Puzzle 2: Zip

Overview

Implement a kernel that adds together each position of vector a and vector b and stores it in out.

Note: You have 1 thread per position.

Zip

Key concepts

In this puzzle, you’ll learn about:

  • Processing multiple input arrays in parallel
  • Element-wise operations with multiple inputs
  • Thread-to-data mapping across arrays
  • Memory access patterns with multiple arrays

For each thread \(i\): \[\Large out[i] = a[i] + b[i]\]

Memory access pattern

Thread 0:  a[0] + b[0] → out[0]
Thread 1:  a[1] + b[1] → out[1]
Thread 2:  a[2] + b[2] → out[2]
...

💡 Note: Notice how we’re now managing three arrays (a, b, out) in our kernel.
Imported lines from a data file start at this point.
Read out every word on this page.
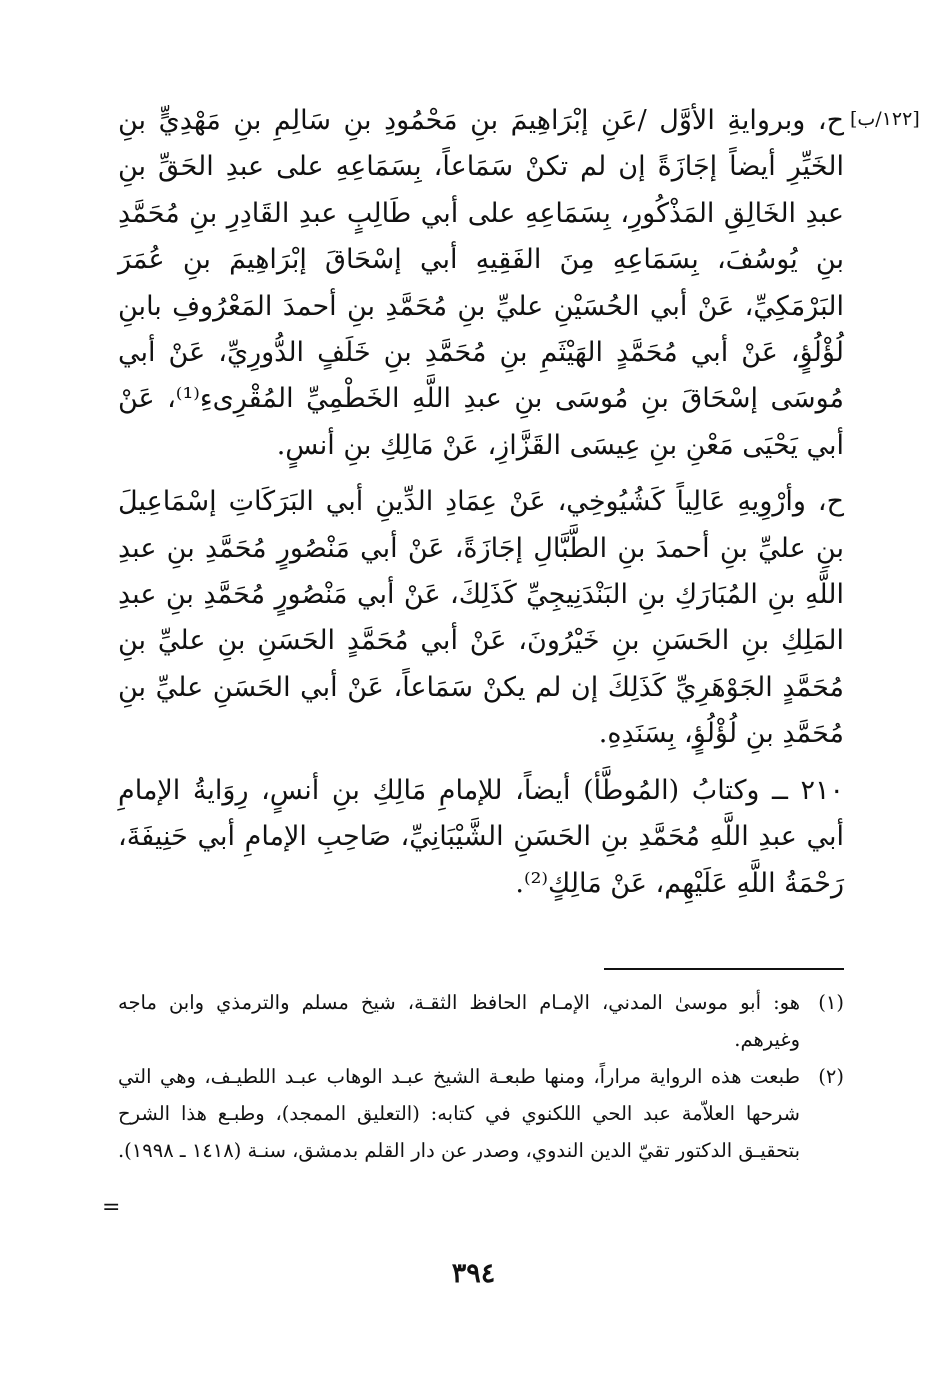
[١٢٢/ب]

ح، وبروايةِ الأوَّل /عَنِ إبْرَاهِيمَ بنِ مَحْمُودِ بنِ سَالِمِ بنِ مَهْدِيٍّ بنِ الخَيِّرِ أيضاً إجَازَةً إن لم تكنْ سَمَاعاً، بِسَمَاعِهِ على عبدِ الحَقِّ بنِ عبدِ الخَالِقِ المَذْكُورِ، بِسَمَاعِهِ على أبي طَالِبٍ عبدِ القَادِرِ بنِ مُحَمَّدِ بنِ يُوسُفَ، بِسَمَاعِهِ مِنَ الفَقِيهِ أبي إسْحَاقَ إبْرَاهِيمَ بنِ عُمَرَ البَرْمَكِيِّ، عَنْ أبي الحُسَيْنِ عليِّ بنِ مُحَمَّدِ بنِ أحمدَ المَعْرُوفِ بابنِ لُؤْلُؤٍ، عَنْ أبي مُحَمَّدٍ الهَيْثَمِ بنِ مُحَمَّدِ بنِ خَلَفٍ الدُّورِيِّ، عَنْ أبي مُوسَى إسْحَاقَ بنِ مُوسَى بنِ عبدِ اللَّهِ الخَطْمِيِّ المُقْرِىءِ⁽¹⁾، عَنْ أبي يَحْيَى مَعْنِ بنِ عِيسَى القَزَّازِ، عَنْ مَالِكِ بنِ أنسٍ.

ح، وأرْوِيهِ عَالِياً كَشُيُوخِي، عَنْ عِمَادِ الدِّينِ أبي البَرَكَاتِ إسْمَاعِيلَ بنِ عليِّ بنِ أحمدَ بنِ الطَّبَّالِ إجَازَةً، عَنْ أبي مَنْصُورٍ مُحَمَّدِ بنِ عبدِ اللَّهِ بنِ المُبَارَكِ بنِ البَنْدَنِيجِيِّ كَذَلِكَ، عَنْ أبي مَنْصُورٍ مُحَمَّدِ بنِ عبدِ المَلِكِ بنِ الحَسَنِ بنِ خَيْرُونَ، عَنْ أبي مُحَمَّدٍ الحَسَنِ بنِ عليِّ بنِ مُحَمَّدٍ الجَوْهَرِيِّ كَذَلِكَ إن لم يكنْ سَمَاعاً، عَنْ أبي الحَسَنِ عليِّ بنِ مُحَمَّدِ بنِ لُؤْلُؤٍ، بِسَنَدِهِ.

٢١٠ ــ وكتابُ (المُوطَّأ) أيضاً، للإمامِ مَالِكِ بنِ أنسٍ، رِوَايةُ الإمامِ أبي عبدِ اللَّهِ مُحَمَّدِ بنِ الحَسَنِ الشَّيْبَانِيِّ، صَاحِبِ الإمامِ أبي حَنِيفَةَ، رَحْمَةُ اللَّهِ عَلَيْهِم، عَنْ مَالِكٍ⁽²⁾.

(١)
هو: أبو موسىٰ المدني، الإمـام الحافظ الثقـة، شيخ مسلم والترمذي وابن ماجه وغيرهم.
(٢)
طبعت هذه الرواية مراراً، ومنها طبعـة الشيخ عبـد الوهاب عبـد اللطيـف، وهي التي شرحها العلاّمة عبد الحي اللكنوي في كتابه: (التعليق الممجد)، وطبـع هذا الشرح بتحقيـق الدكتور تقيّ الدين الندوي، وصدر عن دار القلم بدمشق، سنـة (١٤١٨ ـ ١٩٩٨).
=
٣٩٤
As we progress to more complex operations, managing multiple array accesses will become increasingly challenging.

Code to complete

alias SIZE = 4
alias BLOCKS_PER_GRID = 1
alias THREADS_PER_BLOCK = SIZE
alias dtype = DType.float32


fn add(
    out: UnsafePointer[Scalar[dtype]],
    a: UnsafePointer[Scalar[dtype]],
    b: UnsafePointer[Scalar[dtype]],
):
    local_i = thread_idx.x
    # FILL ME IN (roughly 1 line)


View full file: problems/p02/p02.mojo

Tips
  1. Store thread_idx.x in local_i
  2. Add a[local_i] and b[local_i]
  3. Store result in out[local_i]

Running the code

To test your solution, run the following command in your terminal:

magic run p02

Your output will look like this if the puzzle isn’t solved yet:

out: HostBuffer([0.0, 0.0, 0.0, 0.0])
expected: HostBuffer([0.0, 2.0, 4.0, 6.0])

Solution

fn add(
    out: UnsafePointer[Scalar[dtype]],
    a: UnsafePointer[Scalar[dtype]],
    b: UnsafePointer[Scalar[dtype]],
):
    local_i = thread_idx.x
    out[local_i] = a[local_i] + b[local_i]


This solution:

  • Gets thread index with local_i = thread_idx.x
  • Adds values from both arrays: out[local_i] = a[local_i] + b[local_i]

Looking ahead

While this direct indexing works for simple element-wise operations, consider:

  • What if arrays have different layouts?
  • What if we need to broadcast one array to another?
  • How to ensure coalesced access across multiple arrays?

These questions will be addressed when we introduce LayoutTensor in Puzzle 4.